I love what I do. Truly. Every day, I’m amazed that I get to wake up and go some place that will pay me to do something I am obsessed with, something that I am passionate about, something that I fully 100% believe in. #blessed
All that aside, and in all seriousness, there is a certain amount of privilege tied into study abroad. I’ve known this all along, but I’m finding I’m better able to articulate what exactly that privilege is which enables students to study abroad.
In order for a student to pursue a traditional semester abroad, they have to know about it pretty early-on in their college career, and they have to be encouraged to explore the possibility early-on. You have to be empowered to do that–and then empowered to follow through on it, because you will undoubtedly be met with additional obstacles you have to overcome–and this empowerment is dependent on so many factors.
1. Your major- can you manipulate your semester/4 year plan to be off campus for the entire semester? What about your post grad plans? Do those allow you to be away for a semester?
2. Your financial situation-Can you afford the expense of being gone for an entire semester–living and traveling abroad and most likely not working (unless you’re thinking Australia). Do you have the means to rebuild your savings or commit to a budget after spending and not earning for approximately 6 months?
3. Your family situation/support network- Are you comfortable being away from that for 6 months? Is your family situation stable enough to allow you to thrive while abroad? And continue to develop upon your return? (Will you only be made to feel guilty for being gone?)

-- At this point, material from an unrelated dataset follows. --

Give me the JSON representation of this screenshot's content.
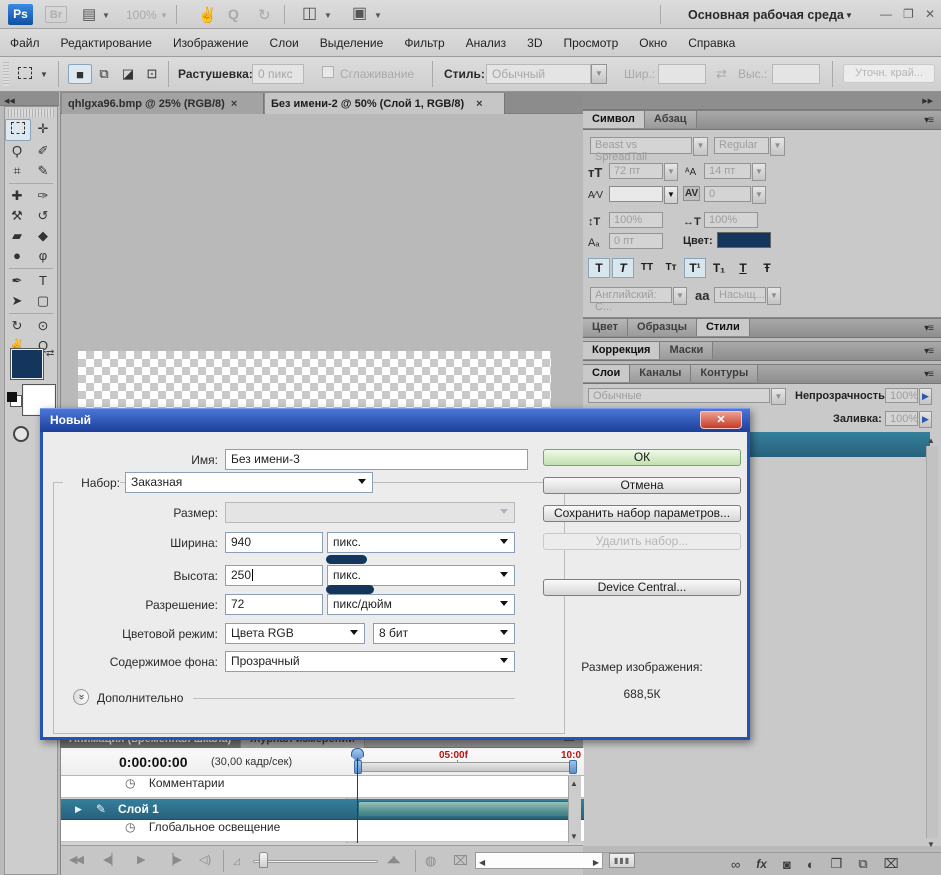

4. Time-Can you miss out on all the things that will happen while you’re abroad? Weddings, births, deaths, relocation? What about practical experience you would gain? Can you miss out on job opportunities or internship possibilities while abroad? How can you know the practical experience you would gain will be matched by your time abroad?
5. Your phase of development- Are you mentally and emotionally ready to live in a new country and immerse yourself in a new culture? If not, what will help you prepare, or when will you be ready? How do you know? How will you know if you’re ready? What are the signs of being ready?
I didn’t study abroad for a semester because I had “no” responses to all of these questions. I went to community college for two years, so my knowledge of study abroad was nil. I transferred into a four-year institution and convinced myself I didn’t have the money, time or opportunity to study abroad. I picked up a minor late my junior year–no way I could be off campus. I had to graduate on time because I was on scholarship. I couldn’t leave my younger siblings for that long. I picked up a semester paid internship my senior year and definitely didn’t see the benefit of skipping that. I wasn’t mentally or emotionally ready to live far away and be on my own for a semester. (At least…I didn’t think I was. No one told me any differently.) I had plans to go to grad school after graduation and spent all of junior year figuring out where and how. Then I had to apply and prepare for the GRE. Then I had to find a place to live and work once I was accepted to grad school.
I realize now I didn’t have to commit myself to all, if not most, of the things above. Hindsight is 20/20. It would have worked out, and it would have been great. But to my college-age self, yes, those were my priorities, and I couldn’t justify a semester abroad. In the years since, I’ve developed a bit of a study abroad complex. And I have to remind myself of this change in my demeanor, and what my students might be struggling with when they avoid me or seek me out.